Fanny Price, niece of Lady Bertram, is brought to live at Mansfield Park, owned by her aunt, Lady Bertram and Sir Thomas Bertram. The Bertrams have two daughters, Maria and Julia, and two sons, Tom and Edmund. Of her cousins, Edmund is the only one who Fanny finds friendly.  
Sir Thomas has always impressed on his children the need for manners and social accomplishments. When Sir Thomas leaves home for the West Indies on a business venture, the children plan to stage a play, "Lovers' Vows" by Elizabeth Inchbald. In this play they engage in self-indulgent flirtations. Fanny is not a willing participant. Maria, who  is attracted to Henry Crawford, is already engaged to Mr Rushworth. Edmund Bertram likes Mary, Henry's sister. Maria decides to marry Rushworth.    
Henry turns his attention to Fanny and proposes but she refuses the proposal. Sir Thomas, now back at Mansfield, is displeased by Fanny's decision. 
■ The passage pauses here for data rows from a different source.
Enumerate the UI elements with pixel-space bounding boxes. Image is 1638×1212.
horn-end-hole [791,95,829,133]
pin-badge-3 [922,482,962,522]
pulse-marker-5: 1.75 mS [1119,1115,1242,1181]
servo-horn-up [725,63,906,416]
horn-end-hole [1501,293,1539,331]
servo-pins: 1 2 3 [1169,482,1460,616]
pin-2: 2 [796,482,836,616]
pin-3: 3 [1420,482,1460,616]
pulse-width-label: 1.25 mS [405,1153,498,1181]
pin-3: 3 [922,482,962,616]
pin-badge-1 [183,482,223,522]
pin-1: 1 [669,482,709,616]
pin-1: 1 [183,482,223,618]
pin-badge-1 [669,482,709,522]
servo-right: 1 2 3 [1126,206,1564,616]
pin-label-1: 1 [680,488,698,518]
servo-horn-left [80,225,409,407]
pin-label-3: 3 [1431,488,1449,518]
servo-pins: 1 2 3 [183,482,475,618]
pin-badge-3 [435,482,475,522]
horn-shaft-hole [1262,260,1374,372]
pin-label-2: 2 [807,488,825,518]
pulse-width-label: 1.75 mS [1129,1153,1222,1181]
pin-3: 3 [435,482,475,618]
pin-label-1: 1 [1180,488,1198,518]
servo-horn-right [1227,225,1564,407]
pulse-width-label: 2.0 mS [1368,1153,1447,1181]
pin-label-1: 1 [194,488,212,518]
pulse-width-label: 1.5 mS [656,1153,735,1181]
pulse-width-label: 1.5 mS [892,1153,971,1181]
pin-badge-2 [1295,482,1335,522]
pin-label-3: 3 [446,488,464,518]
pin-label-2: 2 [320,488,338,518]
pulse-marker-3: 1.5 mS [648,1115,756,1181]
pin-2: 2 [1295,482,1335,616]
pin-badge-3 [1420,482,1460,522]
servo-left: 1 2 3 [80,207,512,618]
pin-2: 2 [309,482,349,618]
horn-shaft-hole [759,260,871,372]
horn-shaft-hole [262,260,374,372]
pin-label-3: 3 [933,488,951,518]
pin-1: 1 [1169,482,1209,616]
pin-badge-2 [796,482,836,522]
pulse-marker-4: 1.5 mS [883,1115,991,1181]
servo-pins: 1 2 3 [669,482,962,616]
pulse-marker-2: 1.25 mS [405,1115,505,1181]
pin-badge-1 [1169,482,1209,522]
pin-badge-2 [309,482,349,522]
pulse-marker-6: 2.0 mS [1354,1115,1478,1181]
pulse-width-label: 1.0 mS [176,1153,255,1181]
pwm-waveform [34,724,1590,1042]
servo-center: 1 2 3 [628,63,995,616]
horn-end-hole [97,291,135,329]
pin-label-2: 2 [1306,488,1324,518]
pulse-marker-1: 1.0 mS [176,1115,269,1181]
Fanny visits her own family in Portsmouth. Annoyed by the noise and disorder in her father's house, she misses Mansfield Park. Meanwhile, Tom gets very ill from carefree partying. 
Maria, now Mrs Rushworth, runs off with Henry Crawford. Julia, on the other hand, elopes with Mr Yates, Tom's friend.  
Fanny returns to Mansfield bringing along Susan, her younger sister. Edmund, who has taken orders to be a clergyman, is rejected by Mary Crawford, who has no desire whatsoever to become a minister's wife. Along with Susan, Fanny nurses her sick aunt back to health and also helps Tom.
Edmund calls it off with Mary when he realizes that she has supported Henry and Maria, hoped for Tom to die so that he could be heir; he also bears ill-will on Fanny. Edmund realises it has always been the qualities of Fanny he wants. He and Fanny eventually marries.
Maria and Henry separates. Along with her infant daughter with Henry, she settles in Scotland. Julia and Yates are reconciled to the family. Susan is taken to live with the Bertrams like their own daughter. 
As in any Jane Austen novels, the heroine lives happily ever after. What is exciting with Austen's novels is her dry humour yet her style has elegance.